Oh, excellent idea, your Majesty. Brings an entirely new meaning to the phrase "going medieval" on someone. Though I must admit, I'd enjoy painting someone's face legally and completely against their will, but that is way too extreme and will solve nothing. They'll get caught, get a make-over, wash it off, and go right back to defacing public property. I think maybe the King had a little too much to drink when he came up with that idea:

On March 3, 2005, Goodman was speaking before a group of fourth-graders at Jo Mackey Elementary School. When asked what he would bring if marooned on a desert island, the mayor replied 'a bottle of gin'. Further, when asked about his hobbies, the mayor named drinking as a favorite. Later, asked to comment, Goodman was unapologetic. "I'm the George Washington of mayors. I can't tell a lie. If they didn't want the answer the kid shouldn't have asked the question."...

http://en.wikipedia.org/wiki/Oscar_Goodman#4th_grade_gin

He's a loveable goof, ain't he? Loveable, but none too bright. I've even heard it suggest that tagging be made a felony in order to deter offenders! I'll admit, I heard this on the news months ago, so I have no citation and no further information so feel free to discredit and/or prove me wrong, but making it a felony charge wouldn't help either. It'll just throw these people in jail, both the scum and the actual artists, and make them registered felons.

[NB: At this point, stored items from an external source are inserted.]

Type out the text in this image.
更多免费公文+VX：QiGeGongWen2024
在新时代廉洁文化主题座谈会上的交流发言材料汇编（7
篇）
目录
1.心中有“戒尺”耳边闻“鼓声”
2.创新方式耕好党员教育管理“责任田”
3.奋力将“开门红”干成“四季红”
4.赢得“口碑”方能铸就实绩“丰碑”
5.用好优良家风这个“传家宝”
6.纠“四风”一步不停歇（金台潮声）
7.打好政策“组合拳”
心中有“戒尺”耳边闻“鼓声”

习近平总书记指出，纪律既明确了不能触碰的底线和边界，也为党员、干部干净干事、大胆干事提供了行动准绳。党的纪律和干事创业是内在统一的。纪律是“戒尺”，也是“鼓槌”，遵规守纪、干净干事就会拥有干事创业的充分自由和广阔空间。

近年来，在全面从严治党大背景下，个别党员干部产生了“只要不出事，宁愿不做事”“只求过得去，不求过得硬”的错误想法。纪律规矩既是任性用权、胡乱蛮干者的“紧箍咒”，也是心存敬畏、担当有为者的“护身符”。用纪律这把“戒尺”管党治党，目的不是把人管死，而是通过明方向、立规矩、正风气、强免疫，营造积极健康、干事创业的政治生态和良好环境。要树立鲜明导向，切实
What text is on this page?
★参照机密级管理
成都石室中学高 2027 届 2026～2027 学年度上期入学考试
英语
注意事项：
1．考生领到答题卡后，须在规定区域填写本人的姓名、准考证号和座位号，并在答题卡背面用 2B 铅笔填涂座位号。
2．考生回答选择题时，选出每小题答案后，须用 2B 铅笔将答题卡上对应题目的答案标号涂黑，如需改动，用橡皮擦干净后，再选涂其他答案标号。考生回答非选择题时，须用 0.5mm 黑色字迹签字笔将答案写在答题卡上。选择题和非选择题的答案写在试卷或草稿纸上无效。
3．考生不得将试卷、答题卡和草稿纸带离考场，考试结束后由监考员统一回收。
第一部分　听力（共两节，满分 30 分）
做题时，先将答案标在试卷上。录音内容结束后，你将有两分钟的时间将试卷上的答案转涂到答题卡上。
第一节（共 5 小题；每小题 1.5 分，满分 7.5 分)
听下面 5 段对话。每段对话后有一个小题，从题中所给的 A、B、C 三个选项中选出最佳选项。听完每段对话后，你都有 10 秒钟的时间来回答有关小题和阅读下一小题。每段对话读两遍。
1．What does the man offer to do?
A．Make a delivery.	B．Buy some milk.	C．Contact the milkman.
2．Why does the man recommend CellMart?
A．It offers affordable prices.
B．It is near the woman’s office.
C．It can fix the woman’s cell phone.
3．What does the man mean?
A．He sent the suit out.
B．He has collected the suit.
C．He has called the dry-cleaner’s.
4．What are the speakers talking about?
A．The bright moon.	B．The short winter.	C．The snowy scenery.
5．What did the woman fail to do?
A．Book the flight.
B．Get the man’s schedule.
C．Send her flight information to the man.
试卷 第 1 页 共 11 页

They won't be able to get a job once they get out of prison because of that felony charge, and will have an almost impossible time redeeming themselves, being forced further into the life of crime.

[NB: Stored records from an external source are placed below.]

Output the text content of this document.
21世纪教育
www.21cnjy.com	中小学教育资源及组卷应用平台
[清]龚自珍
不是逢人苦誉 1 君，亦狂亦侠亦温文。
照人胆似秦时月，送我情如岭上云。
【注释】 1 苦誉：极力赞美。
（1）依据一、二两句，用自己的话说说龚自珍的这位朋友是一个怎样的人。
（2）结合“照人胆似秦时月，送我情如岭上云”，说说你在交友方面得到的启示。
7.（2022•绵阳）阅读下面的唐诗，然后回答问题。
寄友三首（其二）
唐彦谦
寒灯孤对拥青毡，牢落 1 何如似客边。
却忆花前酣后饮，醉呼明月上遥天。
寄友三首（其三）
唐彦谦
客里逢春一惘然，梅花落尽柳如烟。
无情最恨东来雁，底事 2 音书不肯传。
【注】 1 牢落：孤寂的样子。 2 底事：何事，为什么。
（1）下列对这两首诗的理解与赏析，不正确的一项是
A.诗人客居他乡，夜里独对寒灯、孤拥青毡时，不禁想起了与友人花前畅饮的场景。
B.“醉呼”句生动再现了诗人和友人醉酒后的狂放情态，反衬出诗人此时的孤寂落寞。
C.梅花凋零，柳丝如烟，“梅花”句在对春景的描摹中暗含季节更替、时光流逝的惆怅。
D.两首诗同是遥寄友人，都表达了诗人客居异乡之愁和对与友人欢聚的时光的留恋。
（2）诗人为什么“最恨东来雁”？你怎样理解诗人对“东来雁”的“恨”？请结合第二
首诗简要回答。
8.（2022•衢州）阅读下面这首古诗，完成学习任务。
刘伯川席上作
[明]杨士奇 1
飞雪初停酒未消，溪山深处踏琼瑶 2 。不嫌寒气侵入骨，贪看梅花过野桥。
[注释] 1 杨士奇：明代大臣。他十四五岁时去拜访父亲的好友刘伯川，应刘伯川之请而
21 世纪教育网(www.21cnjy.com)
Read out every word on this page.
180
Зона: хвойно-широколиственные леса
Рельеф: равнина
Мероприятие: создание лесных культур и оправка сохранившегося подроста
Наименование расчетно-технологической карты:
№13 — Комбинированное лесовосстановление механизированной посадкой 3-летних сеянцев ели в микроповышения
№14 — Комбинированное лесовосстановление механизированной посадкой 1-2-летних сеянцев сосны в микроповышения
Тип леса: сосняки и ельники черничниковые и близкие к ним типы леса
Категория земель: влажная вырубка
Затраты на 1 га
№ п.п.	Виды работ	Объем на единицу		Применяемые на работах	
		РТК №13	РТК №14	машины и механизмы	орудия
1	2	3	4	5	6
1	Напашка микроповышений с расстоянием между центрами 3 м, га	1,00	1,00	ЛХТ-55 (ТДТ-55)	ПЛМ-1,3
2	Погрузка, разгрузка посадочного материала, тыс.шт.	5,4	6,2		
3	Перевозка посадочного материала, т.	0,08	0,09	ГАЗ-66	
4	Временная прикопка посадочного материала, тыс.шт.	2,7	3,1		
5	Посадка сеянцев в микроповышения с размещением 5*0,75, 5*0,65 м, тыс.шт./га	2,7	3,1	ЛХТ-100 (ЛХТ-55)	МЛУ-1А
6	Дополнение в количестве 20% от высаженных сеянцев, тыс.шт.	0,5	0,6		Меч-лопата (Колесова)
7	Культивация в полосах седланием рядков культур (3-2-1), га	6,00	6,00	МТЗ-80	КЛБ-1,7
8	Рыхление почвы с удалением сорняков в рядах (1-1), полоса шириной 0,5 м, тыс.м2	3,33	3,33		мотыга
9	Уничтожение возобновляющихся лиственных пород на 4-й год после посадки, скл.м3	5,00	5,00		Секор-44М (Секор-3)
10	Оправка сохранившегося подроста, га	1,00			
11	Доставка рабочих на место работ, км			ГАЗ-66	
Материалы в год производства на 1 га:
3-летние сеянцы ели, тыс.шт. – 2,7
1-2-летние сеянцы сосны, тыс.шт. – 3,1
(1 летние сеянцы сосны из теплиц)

"But Joshie, if we can't cut off people's thumbs or destroy their lives, what can we do?" you may ask. Why not take a look at the city of Philadelphia? Why not take the people caught tagging, send them to less-than-pretty parts of town, give them paint, and let them loose? Let them express themselves, have them paint murals and clean up the ucky-ness? The Philadelphia Anti-Graffiti Network does just that, and from its founding in 1984 "over 2,500 murals have been created across the city and over 40,000 walls cleaned of graffiti" (http://en.wikipedia.org/wiki/Philadelphia_Anti-Graffiti_Network). Why not? Do something with these people, make the city more beautiful! Look at Chicano Park in San Diego, for example. Right in the middle of a ugly barrio, a stone's throw from the loading docks on San Diego Bay. But what do they have there? Murals! All over! And sculptures! And sporting grounds! If only the rest of the city were like that!

But I guess some people would rather play little games and come up with stupid ideas instead of trying to solve the problem. Oh well.

J.C.

(P.S. Really, James Carville, please grow a new face. It's like Truman Capote got his head caught in a blender.)